Sebelum Pulang, Santri Baca Tahlil dan Pamitan

582
Santri Putra Pesantren Tebuireng berpamitan kepada pimpinan, asatidz, dan pengurus sebelum pulang libur lebaran pada Jumat (02/06/2018). (Foto: Chumaidi)

Tebuireng.online— Libur lebaran tiba. Seperti tahun-tahun sebelumnya, santri putra Pesantren Tebuireng sebelum pulang ke rumah masing-masing menikmati liburan yang lumayan panjang, para santri membacakan tahlil dan berpamitan dengan para pengurus pondok. Mereka bersalam-salaman dengan para ustadz dan pengurus pada Sabtu (02/Juni/2018) siang di komplek maqbarah Masyayikh Tebuireng.

Kepala Pondok Putra Pesantren Tebuireng, Ustadz Iskandar, dalam sambutan pengarahannya menyampaikan beberapa hal yang harus diperhatikan oleh para santri menjelang liburan, di antaranya para santri sebelum pulang harus sudah mengetahui kelompok pengajiannya baik pengajian al-Quran maupun pengajian Takhassus.

“Ketika kembali ke pondok santri bisa langsung aktif mengikuti pengajian di kelompoknya masing-masing, santri harus membersihkan kamarnya masing-masing dan merapikan serta mengamankan barang-barang tertentu agar tidak terjadi hal yang tidak diinginkan,” tambah Ustadz Iskandar.

Menyambung kepala pondok, Mudir bidang Pembinaan Pondok, H. Lukman Hakim menyampaikan kepada para santri untuk menjaga nama baik almamater Pesantren Tebuireng ketika berada di daerah masing masing.

Pengusaha duren itu bercerita bahwa seluruh santri Pesantren Tebuireng di manapun berada semuanya mendapatkan barokah, ilmunya bermanfaat.
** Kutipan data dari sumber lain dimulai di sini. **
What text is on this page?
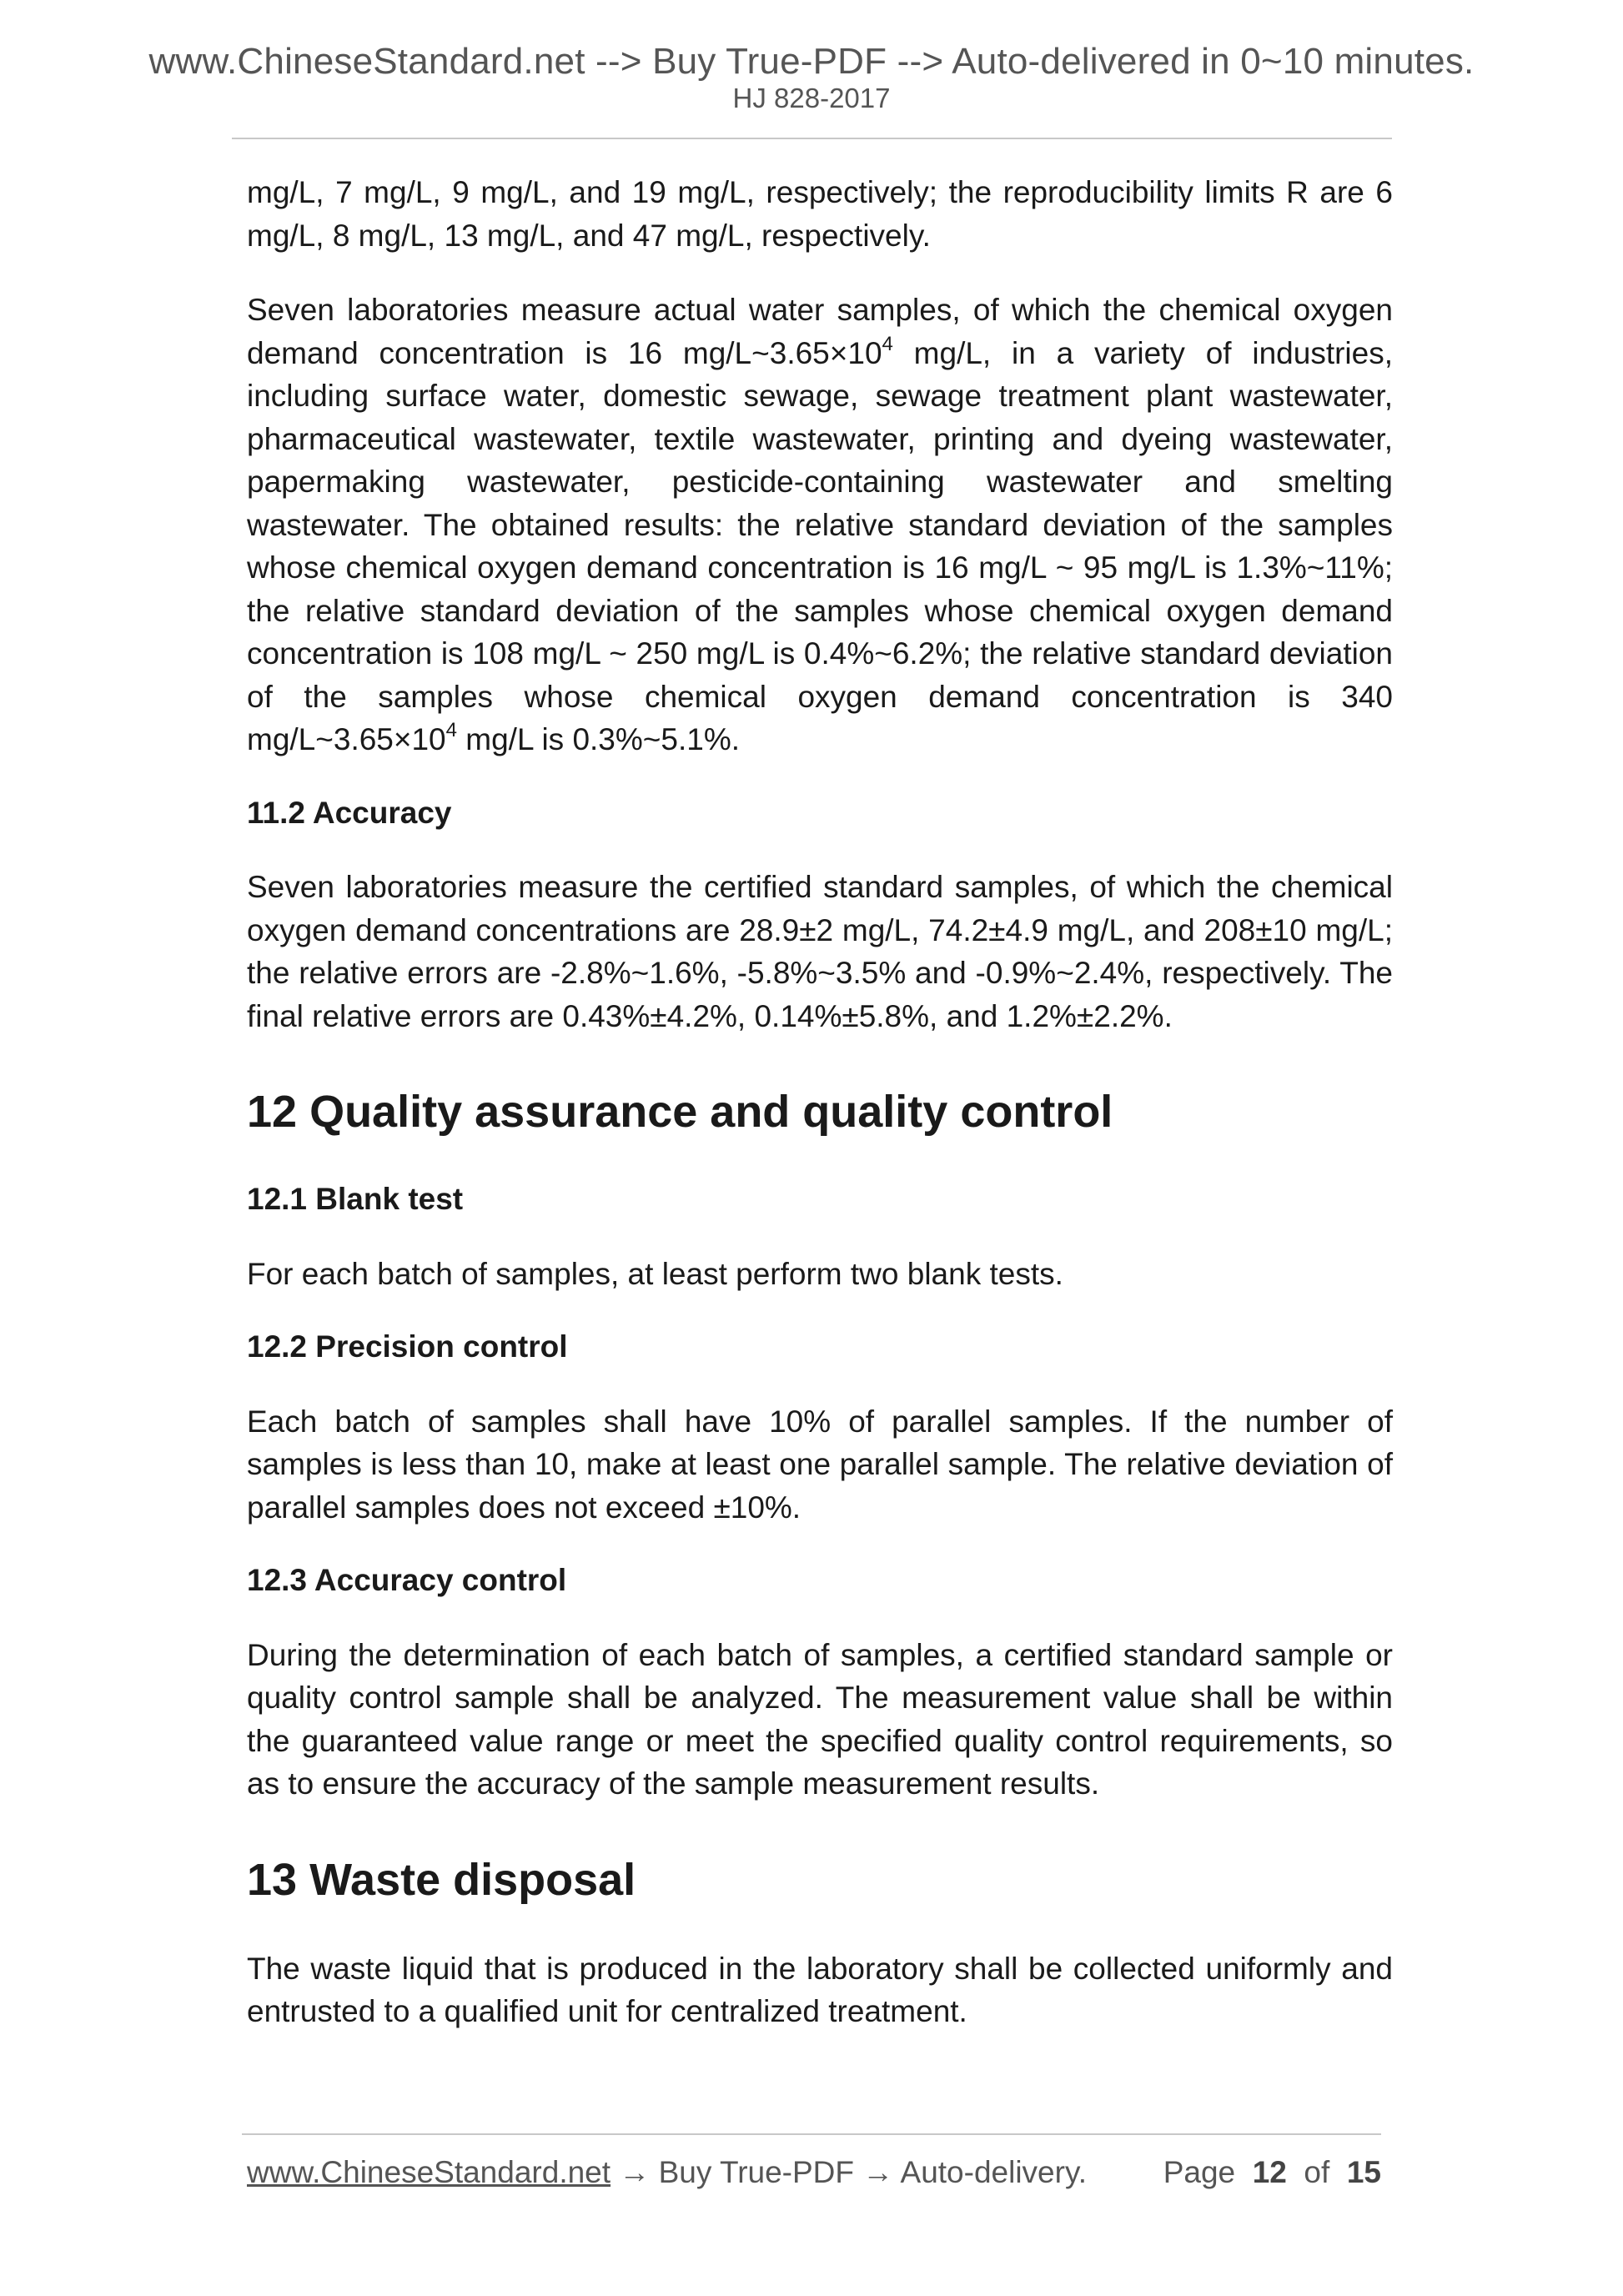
www.ChineseStandard.net --> Buy True-PDF --> Auto-delivered in 0~10 minutes.
HJ 828-2017

mg/L, 7 mg/L, 9 mg/L, and 19 mg/L, respectively; the reproducibility limits R are 6 mg/L, 8 mg/L, 13 mg/L, and 47 mg/L, respectively.

Seven laboratories measure actual water samples, of which the chemical oxygen demand concentration is 16 $mg/L\sim 3.65\times 10^4$ mg/L, in a variety of industries, including surface water, domestic sewage, sewage treatment plant wastewater, pharmaceutical wastewater, textile wastewater, printing and dyeing wastewater, papermaking wastewater, pesticide-containing wastewater and smelting wastewater. The obtained results: the relative standard deviation of the samples whose chemical oxygen demand concentration is 16 mg/L ~ 95 mg/L is 1.3%~11%; the relative standard deviation of the samples whose chemical oxygen demand concentration is 108 mg/L ~ 250 mg/L is 0.4%~6.2%; the relative standard deviation of the samples whose chemical oxygen demand concentration is 340 $mg/L\sim 3.65\times 10^4$ mg/L is 0.3%~5.1%.

11.2 Accuracy

Seven laboratories measure the certified standard samples, of which the chemical oxygen demand concentrations are 28.9±2 mg/L, 74.2±4.9 mg/L, and 208±10 mg/L; the relative errors are -2.8%~1.6%, -5.8%~3.5% and -0.9%~2.4%, respectively. The final relative errors are 0.43%±4.2%, 0.14%±5.8%, and 1.2%±2.2%.

12 Quality assurance and quality control
12.1 Blank test

For each batch of samples, at least perform two blank tests.

12.2 Precision control

Each batch of samples shall have 10% of parallel samples. If the number of samples is less than 10, make at least one parallel sample. The relative deviation of parallel samples does not exceed ±10%.

12.3 Accuracy control

During the determination of each batch of samples, a certified standard sample or quality control sample shall be analyzed. The measurement value shall be within the guaranteed value range or meet the specified quality control requirements, so as to ensure the accuracy of the sample measurement results.

13 Waste disposal

The waste liquid that is produced in the laboratory shall be collected uniformly and entrusted to a qualified unit for centralized treatment.

www.ChineseStandard.net → Buy True-PDF → Auto-delivery. Page 12 of 15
Namun, H. Lukman tak menampik, ada beberapa santri Tebuireng yang kurang manfaat ilmunya, tetapi hal itu, menurutnya, bukan karena Tebuireng, melainkan karena dirinya sendiri yang tidak menghargai Tebuireng.

Majalah TebuirengIklan Tebuireng Online

“Santri Tebuireng yang bisanya sampai rumah kurang manfaat ilmunya bukan karena Teburiengnya, bukan karena ustadznya, bukan karna kiainya, tapi karena dirinya sendiri tidak menghargai Tebuirang, tidak menghargai (diri) sebagai santri,” terang pemilik grosir pakaian an Nur itu.

Terakhir, H. Lukman mendoakan para santri agar benar benar bisa menikmati liburan lebaran tahun ini dengan membawa nama baik Pesantren Tebuireng ke daerahnya masing-masing dan nanti pertengahan Juli bisa kembali ke Tebuireng dengan selamat.

Setelah sambutan dan pembacaan tahlil, satu persatu para santri bersalaman dengan pengurus. Sabtu pagi ini juga, sebelum pulang, para santri mengambil rapor belajar di unit masing-masing, jadwal liburan lebaran tahun ini dimulai dari tanggal 03 Juni 2018 sampai dengan 13 Juli 2018.

Beberapa santri ada yang pulang secara rombongan diatur oleh organisasi daerah masing masing, dan beberapa ada yang pulang secara pribadi dengan menggunakan tranportasi umum, seperti kereta api, bus, pesawat, dan armada transportasi lainnya.